On the media hype around Conor Murray and the Glasgow Warriors and the effect it will have on the way the referees approach the game between Ireland and Scotland…
I think it’s naive to say referees won’t be aware of it because certain things hit the press and it’ll be everywhere. I don’t think referees would go in with any preconceived ideas. They would certainly have that in their armoury and be aware of that in the event that should Conor Murray get excitable or anything arises from that they’d have to deal with it. I don’t think referees would approach those players differently or go looking for that problem.
A big example of this is Richie McCaw. Everyone said for years that Richie McCaw was a cheat and he was never even yellow carded in Test match rugby so referees never go in with any preconceived ideas. They will go in and look at teams and styles of play and players that could be problematic but they’ll just deal with what’s presented to them and just have something in their pocket should anything occur, as opposed to looking for a problem.
On the upcoming Lions tour and the effect it has on refereeing those players trying to impress ahead of the selection…
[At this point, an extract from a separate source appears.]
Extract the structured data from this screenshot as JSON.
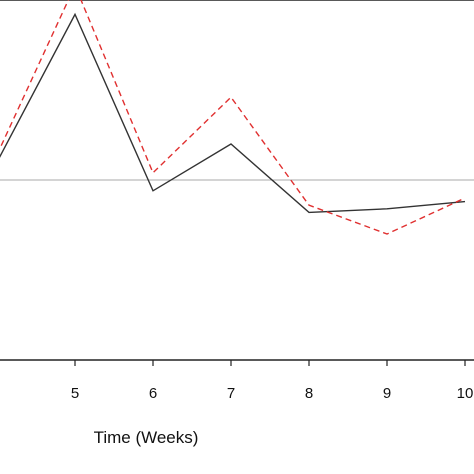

In a way it’s easier. For example, Dylan Hartley is fully aware that had that happened in the Six Nations then it may have cost him a Lions tour. So I think these players now, if anything, are better behaved because they want to set examples. They don’t want to pick up suspensions for silly things that could cost them the pinnacle of their career.
I remember Alan Quinlan was selected for the Lions and he did something silly and couldn’t go, so players are now fully aware that discipline in the Six Nations is vital and also coaches will bear that in mind. So Warren Gatland will look at these players and if they are giving away cheap penalties during the Six Nations, it lessens their chances of being picked as potentially they could be a liability. And in Test match rugby now, giving away penalties can cost you a game because these goal-kickers can now kick from fantastic distances.
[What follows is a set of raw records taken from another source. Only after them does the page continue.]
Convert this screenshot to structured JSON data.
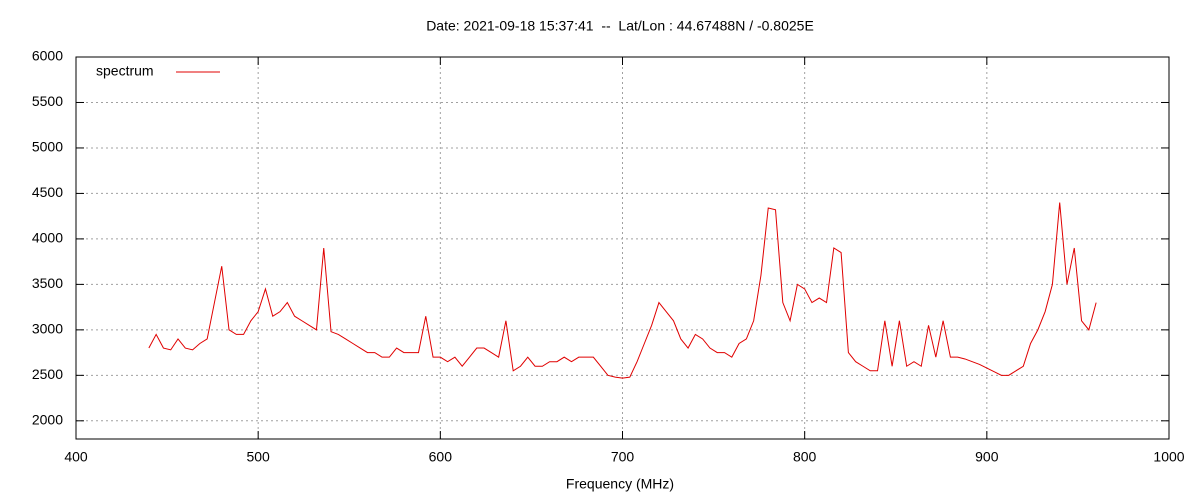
{
  "chart_data": {
    "type": "line",
    "title": "Date: 2021-09-18 15:37:41  --  Lat/Lon : 44.67488N / -0.8025E",
    "x_label": "Frequency (MHz)",
    "xlim": [
      400,
      1000
    ],
    "xticks": [
      400,
      500,
      600,
      700,
      800,
      900,
      1000
    ],
    "ylim": [
      1800,
      6000
    ],
    "yticks": [
      2000,
      2500,
      3000,
      3500,
      4000,
      4500,
      5000,
      5500,
      6000
    ],
    "grid": true,
    "legend": "top-left",
    "x": [
      440,
      444,
      448,
      452,
      456,
      460,
      464,
      468,
      472,
      476,
      480,
      484,
      488,
      492,
      496,
      500,
      504,
      508,
      512,
      516,
      520,
      524,
      528,
      532,
      536,
      540,
      544,
      548,
      552,
      556,
      560,
      564,
      568,
      572,
      576,
      580,
      584,
      588,
      592,
      596,
      600,
      604,
      608,
      612,
      616,
      620,
      624,
      628,
      632,
      636,
      640,
      644,
      648,
      652,
      656,
      660,
      664,
      668,
      672,
      676,
      680,
      684,
      688,
      692,
      696,
      700,
      704,
      708,
      712,
      716,
      720,
      724,
      728,
      732,
      736,
      740,
      744,
      748,
      752,
      756,
      760,
      764,
      768,
      772,
      776,
      780,
      784,
      788,
      792,
      796,
      800,
      804,
      808,
      812,
      816,
      820,
      824,
      828,
      832,
      836,
      840,
      844,
      848,
      852,
      856,
      860,
      864,
      868,
      872,
      876,
      880,
      884,
      888,
      892,
      896,
      900,
      904,
      908,
      912,
      916,
      920,
      924,
      928,
      932,
      936,
      940,
      944,
      948,
      952,
      956,
      960
    ],
    "series": [
      {
        "name": "spectrum",
        "color": "#e00000",
        "values": [
          2800,
          2950,
          2800,
          2780,
          2900,
          2800,
          2780,
          2850,
          2900,
          3300,
          3700,
          3000,
          2950,
          2950,
          3100,
          3200,
          3450,
          3150,
          3200,
          3300,
          3150,
          3100,
          3050,
          3000,
          3900,
          2980,
          2950,
          2900,
          2850,
          2800,
          2750,
          2750,
          2700,
          2700,
          2800,
          2750,
          2750,
          2750,
          3150,
          2700,
          2700,
          2650,
          2700,
          2600,
          2700,
          2800,
          2800,
          2750,
          2700,
          3100,
          2550,
          2600,
          2700,
          2600,
          2600,
          2650,
          2650,
          2700,
          2650,
          2700,
          2700,
          2700,
          2600,
          2500,
          2480,
          2470,
          2480,
          2650,
          2850,
          3050,
          3300,
          3200,
          3100,
          2900,
          2800,
          2950,
          2900,
          2800,
          2750,
          2750,
          2700,
          2850,
          2900,
          3100,
          3600,
          4340,
          4320,
          3300,
          3100,
          3500,
          3450,
          3300,
          3350,
          3300,
          3900,
          3850,
          2750,
          2650,
          2600,
          2550,
          2550,
          3100,
          2600,
          3100,
          2600,
          2650,
          2600,
          3050,
          2700,
          3100,
          2700,
          2700,
          2680,
          2650,
          2620,
          2580,
          2540,
          2500,
          2500,
          2550,
          2600,
          2850,
          3000,
          3200,
          3500,
          4400,
          3500,
          3900,
          3100,
          3000,
          3300
        ]
      }
    ]
  }
}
On why there is such a different culture with player respect in rugby compared to football…
I firmly believe the blame lies with the FA and it’s a bold statement but they haven’t supported their referees for years. We’ve seen players running up to referees, screaming in their faces, waving their hands and gesturing and it hasn’t been dealt with.
In rugby union, there has always been a zero tolerance. I think with football, even though it’s got better this season because the FA have come out and said we’re going zero on this, it’s going to take a long time to change that culture. And that culture has to start at the top and filter down, and I think as soon as these players are given straight red cards for verbal abuse and long suspensions, it’ll soon stop.